関西を代表する名門校として知られる立命館大学が、「食」を専門とした学部を新たに設立する。これまで食について学ぶといえば、専門学校や短期大学、四年生大学の場合は家政学科や栄養学科で学ぶというイメージが強かった。なぜ立命館大学が食に関する新学科の設立に挑んだのか? その背景や、新学部の詳細を紹介する。

経済学・経営学を基盤とした「食」を学ぶ

2018年4月の開設に向けて準備が進められている立命館大学の『食マネジメント学部』。
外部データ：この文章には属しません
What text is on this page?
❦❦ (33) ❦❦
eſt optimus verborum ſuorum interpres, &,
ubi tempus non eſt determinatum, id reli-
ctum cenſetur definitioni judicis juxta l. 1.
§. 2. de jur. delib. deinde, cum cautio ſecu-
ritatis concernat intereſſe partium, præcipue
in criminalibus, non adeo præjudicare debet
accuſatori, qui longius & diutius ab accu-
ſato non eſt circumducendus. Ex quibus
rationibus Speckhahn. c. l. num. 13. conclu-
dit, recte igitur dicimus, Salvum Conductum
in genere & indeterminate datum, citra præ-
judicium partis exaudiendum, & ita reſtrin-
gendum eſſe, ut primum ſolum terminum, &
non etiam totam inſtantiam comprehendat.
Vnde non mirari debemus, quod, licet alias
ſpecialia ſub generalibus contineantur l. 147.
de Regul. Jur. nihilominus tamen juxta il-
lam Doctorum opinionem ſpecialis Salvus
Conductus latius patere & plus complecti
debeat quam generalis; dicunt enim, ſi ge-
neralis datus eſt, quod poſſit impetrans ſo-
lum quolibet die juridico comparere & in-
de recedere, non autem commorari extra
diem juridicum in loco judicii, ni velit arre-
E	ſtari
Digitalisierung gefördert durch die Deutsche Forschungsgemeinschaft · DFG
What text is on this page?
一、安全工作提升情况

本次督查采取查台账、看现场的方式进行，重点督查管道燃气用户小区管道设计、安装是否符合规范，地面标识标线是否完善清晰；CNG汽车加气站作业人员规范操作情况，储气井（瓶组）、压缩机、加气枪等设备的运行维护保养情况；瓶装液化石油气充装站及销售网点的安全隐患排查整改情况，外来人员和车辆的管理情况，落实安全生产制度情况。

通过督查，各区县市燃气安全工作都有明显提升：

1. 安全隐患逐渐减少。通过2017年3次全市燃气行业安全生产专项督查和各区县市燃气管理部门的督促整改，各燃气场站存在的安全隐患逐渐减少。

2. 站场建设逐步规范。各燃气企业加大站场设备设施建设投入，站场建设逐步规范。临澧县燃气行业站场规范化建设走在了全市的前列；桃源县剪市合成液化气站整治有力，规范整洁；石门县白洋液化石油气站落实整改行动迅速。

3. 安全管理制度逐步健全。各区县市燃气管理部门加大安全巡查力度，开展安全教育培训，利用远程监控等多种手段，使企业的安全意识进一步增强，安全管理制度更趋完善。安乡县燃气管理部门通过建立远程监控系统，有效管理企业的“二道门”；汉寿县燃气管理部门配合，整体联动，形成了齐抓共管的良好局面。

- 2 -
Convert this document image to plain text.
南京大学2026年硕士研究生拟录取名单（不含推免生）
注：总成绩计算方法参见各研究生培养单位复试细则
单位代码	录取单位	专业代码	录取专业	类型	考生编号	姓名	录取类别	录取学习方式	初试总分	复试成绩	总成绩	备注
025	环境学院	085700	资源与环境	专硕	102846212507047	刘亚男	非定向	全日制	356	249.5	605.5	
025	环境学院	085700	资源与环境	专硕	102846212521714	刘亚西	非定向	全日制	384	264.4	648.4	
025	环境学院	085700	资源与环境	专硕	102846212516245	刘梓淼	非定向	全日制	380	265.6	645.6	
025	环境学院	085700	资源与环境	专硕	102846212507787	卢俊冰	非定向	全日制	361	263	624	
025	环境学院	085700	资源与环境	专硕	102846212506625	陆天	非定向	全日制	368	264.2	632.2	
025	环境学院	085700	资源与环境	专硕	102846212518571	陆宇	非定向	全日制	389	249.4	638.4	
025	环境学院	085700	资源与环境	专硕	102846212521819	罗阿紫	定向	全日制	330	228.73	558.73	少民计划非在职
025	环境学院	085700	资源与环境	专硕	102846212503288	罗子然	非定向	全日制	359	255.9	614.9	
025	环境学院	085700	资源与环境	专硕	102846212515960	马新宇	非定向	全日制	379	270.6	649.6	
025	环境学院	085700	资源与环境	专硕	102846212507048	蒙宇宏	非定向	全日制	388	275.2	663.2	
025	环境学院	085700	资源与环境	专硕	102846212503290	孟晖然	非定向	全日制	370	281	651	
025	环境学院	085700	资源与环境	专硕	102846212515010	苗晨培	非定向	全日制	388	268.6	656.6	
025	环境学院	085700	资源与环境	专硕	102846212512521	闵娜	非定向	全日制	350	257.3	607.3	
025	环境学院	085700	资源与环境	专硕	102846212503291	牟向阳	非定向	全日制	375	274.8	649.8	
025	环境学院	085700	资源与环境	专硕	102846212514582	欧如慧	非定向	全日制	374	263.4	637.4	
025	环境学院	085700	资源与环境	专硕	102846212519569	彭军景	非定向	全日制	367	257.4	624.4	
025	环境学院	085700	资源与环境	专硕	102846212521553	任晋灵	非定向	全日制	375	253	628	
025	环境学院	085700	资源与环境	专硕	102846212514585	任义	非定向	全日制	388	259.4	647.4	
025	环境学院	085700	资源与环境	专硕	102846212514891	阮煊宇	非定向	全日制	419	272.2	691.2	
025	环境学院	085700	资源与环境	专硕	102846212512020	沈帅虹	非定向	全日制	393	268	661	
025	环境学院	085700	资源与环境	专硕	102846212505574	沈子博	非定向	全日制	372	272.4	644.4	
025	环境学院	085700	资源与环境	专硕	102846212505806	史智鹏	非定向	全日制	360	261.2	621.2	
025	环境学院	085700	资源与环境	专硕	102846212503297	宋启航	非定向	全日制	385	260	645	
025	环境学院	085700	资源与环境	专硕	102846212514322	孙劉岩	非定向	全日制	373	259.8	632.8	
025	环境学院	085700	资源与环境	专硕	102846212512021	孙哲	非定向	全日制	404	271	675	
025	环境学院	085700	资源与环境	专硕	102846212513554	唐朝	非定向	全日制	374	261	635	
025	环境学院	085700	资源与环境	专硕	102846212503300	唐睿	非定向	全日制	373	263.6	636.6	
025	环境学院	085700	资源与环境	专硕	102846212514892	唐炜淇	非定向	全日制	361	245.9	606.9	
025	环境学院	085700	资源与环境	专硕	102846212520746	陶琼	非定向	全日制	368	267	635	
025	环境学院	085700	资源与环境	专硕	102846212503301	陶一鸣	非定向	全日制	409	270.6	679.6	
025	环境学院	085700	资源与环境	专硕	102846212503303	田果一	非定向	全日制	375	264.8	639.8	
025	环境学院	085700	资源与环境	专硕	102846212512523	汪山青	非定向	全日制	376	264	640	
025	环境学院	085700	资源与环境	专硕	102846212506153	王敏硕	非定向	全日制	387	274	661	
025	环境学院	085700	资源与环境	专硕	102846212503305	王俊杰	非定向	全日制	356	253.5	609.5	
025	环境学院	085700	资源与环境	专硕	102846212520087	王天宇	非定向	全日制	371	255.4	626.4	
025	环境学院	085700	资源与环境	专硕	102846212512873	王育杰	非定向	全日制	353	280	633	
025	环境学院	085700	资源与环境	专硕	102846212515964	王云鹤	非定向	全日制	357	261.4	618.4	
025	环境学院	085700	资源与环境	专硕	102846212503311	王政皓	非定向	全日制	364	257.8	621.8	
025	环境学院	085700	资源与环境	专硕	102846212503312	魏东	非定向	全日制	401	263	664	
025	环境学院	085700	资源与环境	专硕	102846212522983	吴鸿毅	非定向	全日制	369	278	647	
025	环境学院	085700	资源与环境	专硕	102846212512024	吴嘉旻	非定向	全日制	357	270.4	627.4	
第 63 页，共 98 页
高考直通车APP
食というジャンルを「マネジメント」「カルチャー」「テクノロジー」の三つの領域から総合的に学ぶことができる先進的な学部として、教育業界や産業界から注目を集めている。

同学科では単純に調理技術や栄養学についてだけでなく、経済学・経営学を基盤とした食を学ぶという。高度なマネジメント能力・実践的な行動力等の習得を視野に入れた教育により、幅広い領域で活躍できる人材の輩出を目的としている。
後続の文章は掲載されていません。